Sebagian bahan-bahan pewarna yang digunakannya didapatnya dari pekarangan rumah. Bahan yang digunakannya diantaranya daun lamtoro, daun ketepeng, daun mangga, putri malu, daun jati, kulit nangka, enceng-enceng, kangkung krangkong, kulit jengkol, limbah kulit kopi, kulit mahoni, secang dan lainnya.

Pewarna Batik yang Berasal dari Bahan AlamiPewarna Batik yang Berasal dari Bahan Alami


Ninik mengaku sejak mendapat pelatihan dari desainer Merdi Sihombing, bulan Agustus lalu memantik semangatnya untuk bereksplorasi menggunakan bahan yang ada di sekitar rumahnya. Apalagi hasil pewarnaan bahan alam tak selalu mulus.
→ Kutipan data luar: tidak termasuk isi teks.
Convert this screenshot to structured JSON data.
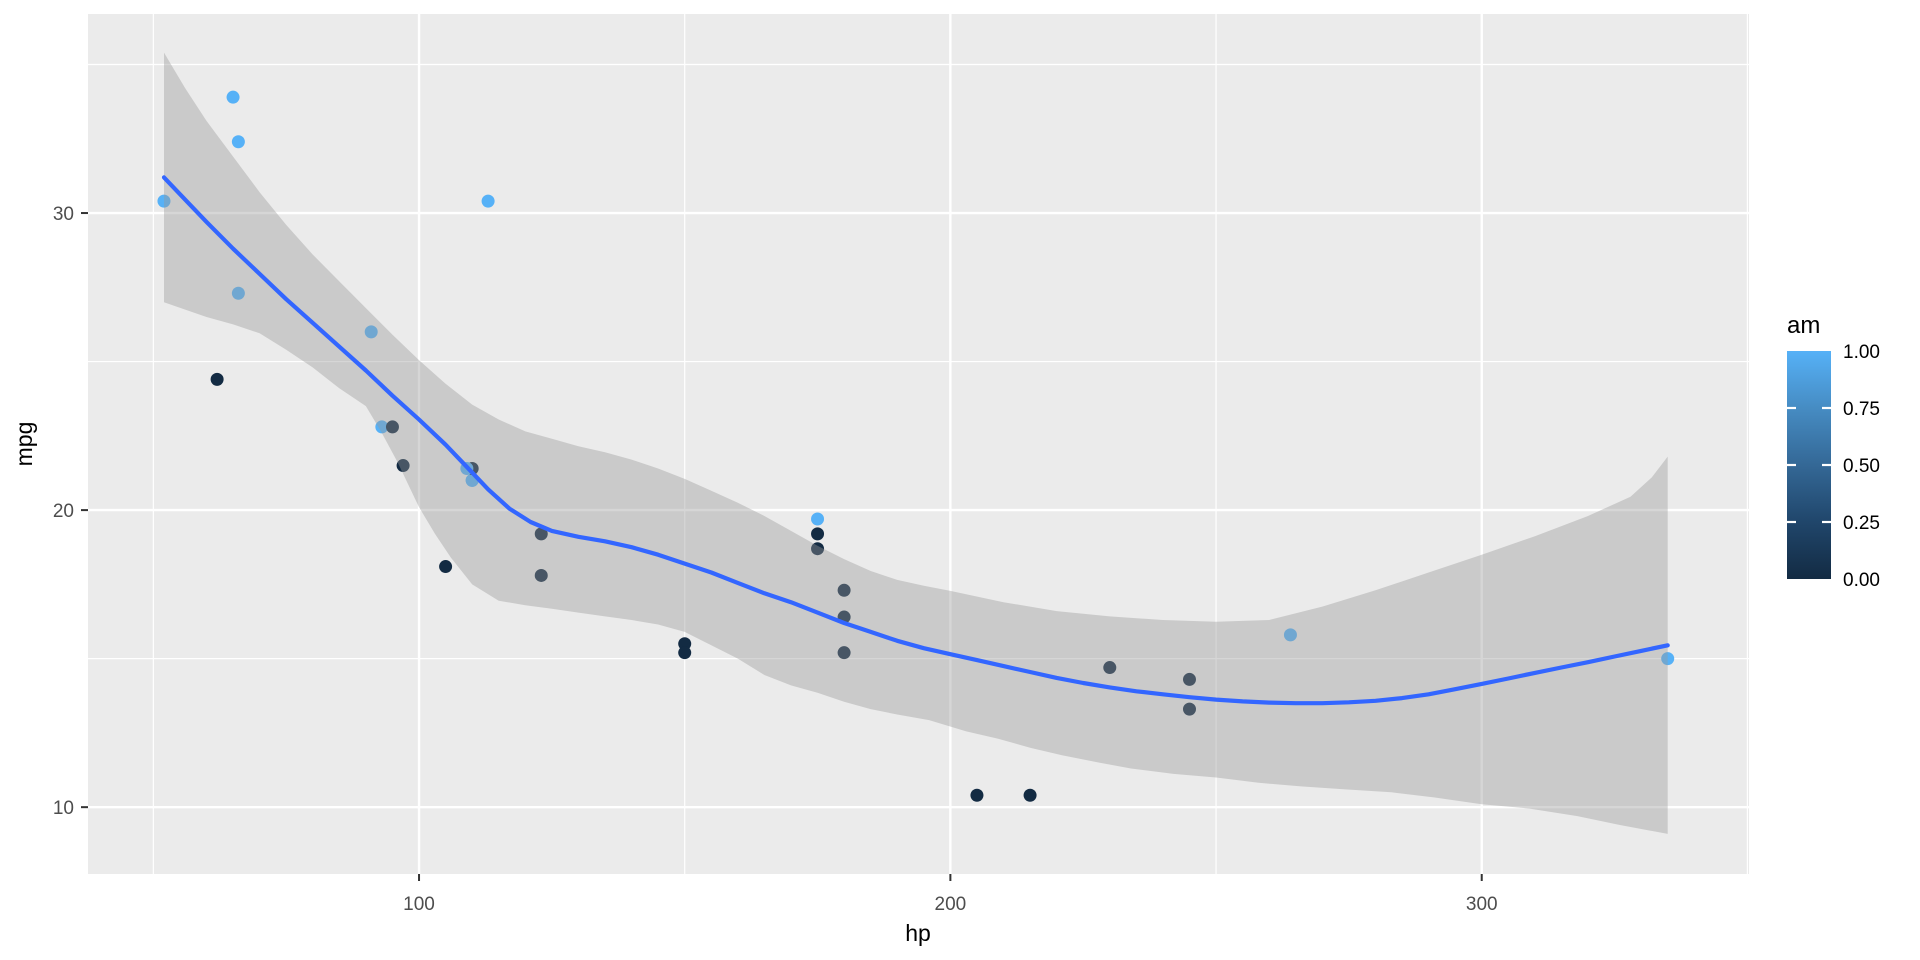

"Kesulitannya selain hasilnya sulit diprediksi, maunya hijau setelah finishing bisa jadi abu-abu dan satu kain itu hasil warnanya bisa bervariasi. Belum lagi nglorot malamnya (lilin) itu sulit hilang. Selama empat tahun ini saya masih dalam proses belajar," tukas nenek dari lima cucu itu.

Proses pewarnaan kain batik menggunakan bahan alam diakui Ninik membutuhkan kesabaran dan ketelatenan. "Dari memola hingga selesai memakan waktu 3 minggu-1 bulan untuk kain ukuran 2,5 meter," ujarnya.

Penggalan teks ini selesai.